O que mais chamou minha atenção, na conferência realizada no Sesc/Osasco, em São Paulo, foi o grande interesse despertado na plateia pela biografia do autor de Auto da compadecida. As perguntas do auditório foram em número apreciável e de boa qualidade, como a que se referiu à forma debochada como Ariano tratava os que, para impressionar, falavam palavras ou expressões em inglês, para ele.
Tratava-se, na verdade, de uma questão de coerência. Defensor intransigente da cultura nordestina, a de suas raízes paraibanas, criador do movimento Armorial e entusiasta do teatro de mamulengos, Ariano sempre preferiu - e da forma mais simples possível - que usássemos nossa língua.
Isso não impediu que fosse um notável leitor dos filósofos gregos, especialmente Aristóteles. Mas foi em Plauto que ele se inspirou para fazer O santo a porca, uma das suas obras-primas. O herói junta dinheiro, colocando numa porquinha de madeira, deixa de pagar os seus empregados, aos quais tratava como escravos, e quando finalmente abre o cofre, para contar a sua "fortuna", dá-se conta de que o dinheiro não valia mais nada. Notas e moedas eram antigas e não tinham mais validade. O diálogo dele com Santo Antônio, para quem confiava os seus segredos, é verdadeiramente lapidar. Quis botar a culpa no santo, pelo desastre, mas no fundo sabe que foi arranjo dele próprio.
Uma aluna, no auditório, quer saber mais sobre o romance de A pedra do reino, que Ariano mesmo chamava de "epopeico". E um rapaz, na primeira fila, queria conhecer mais pormenores da vida política do acadêmico recentemente falecido. A sua dúvida (ou carência de informações) tinha procedência. No começo da palestra, mostrei um vídeo, gravado na Academia Brasileira de Letras, em que Ariano falava, com seu jeito característico, nos muitos convites recebidos inclusive para ser ministro de Estado. Sempre recusou. Mas isso não aconteceu quando o então governador Miguel Arraes convidou-o para ser Secretário de Estado de Cultura de Pernambuco.
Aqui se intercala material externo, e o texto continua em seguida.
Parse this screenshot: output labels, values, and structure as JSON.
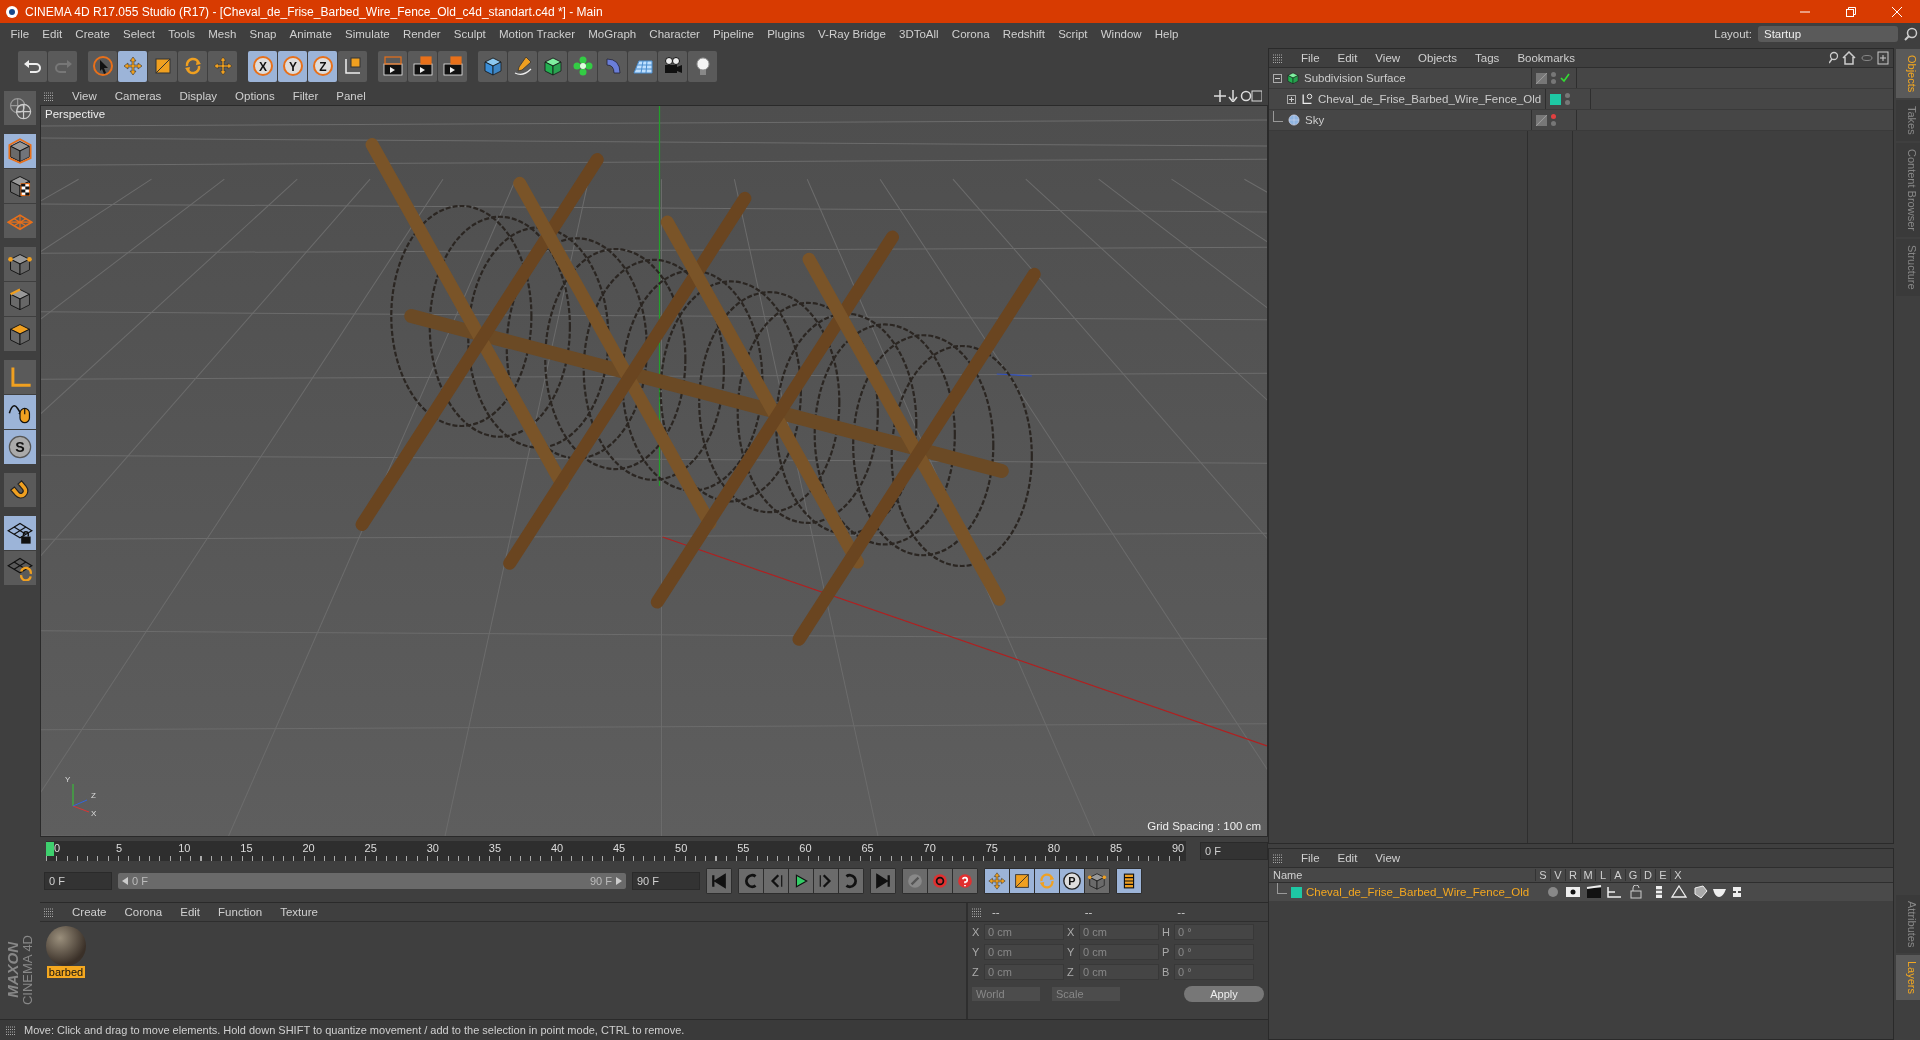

Aceitou com muito prazer e fez um belo trabalho durante o período de 1994/1998. Incoerência? Não, respeito à amizade com o avô de Eduardo Campos, que ele também apreciava muito, tendo sofrido com a sua trágica morte em desastre de avião.
O projeto Reino encantado de Ariano Suassuna, realização do Sesc-SP com o apoio cultural da Academia Brasileira de Letras, leva um grupo de imortais a falar numa série de cidades, entre as quais Campinas, Santo André e Taubaté. Na oportunidade em que estive em Osasco, na capital paulista, chamei a atenção da plateia para o sucesso de Ariano em diferentes mídias, como o teatro, a televisão e o cinema. O seu Auto da compadecida foi uma histórica e bem sucedida minissérie da Rede Globo, com altíssimos índices de audiência. O mesmo aconteceu no cinema, prova de que a qualidade do texto e da trama é que faz o sucesso da obra, além, é claro, dos artistas muito bem selecionados.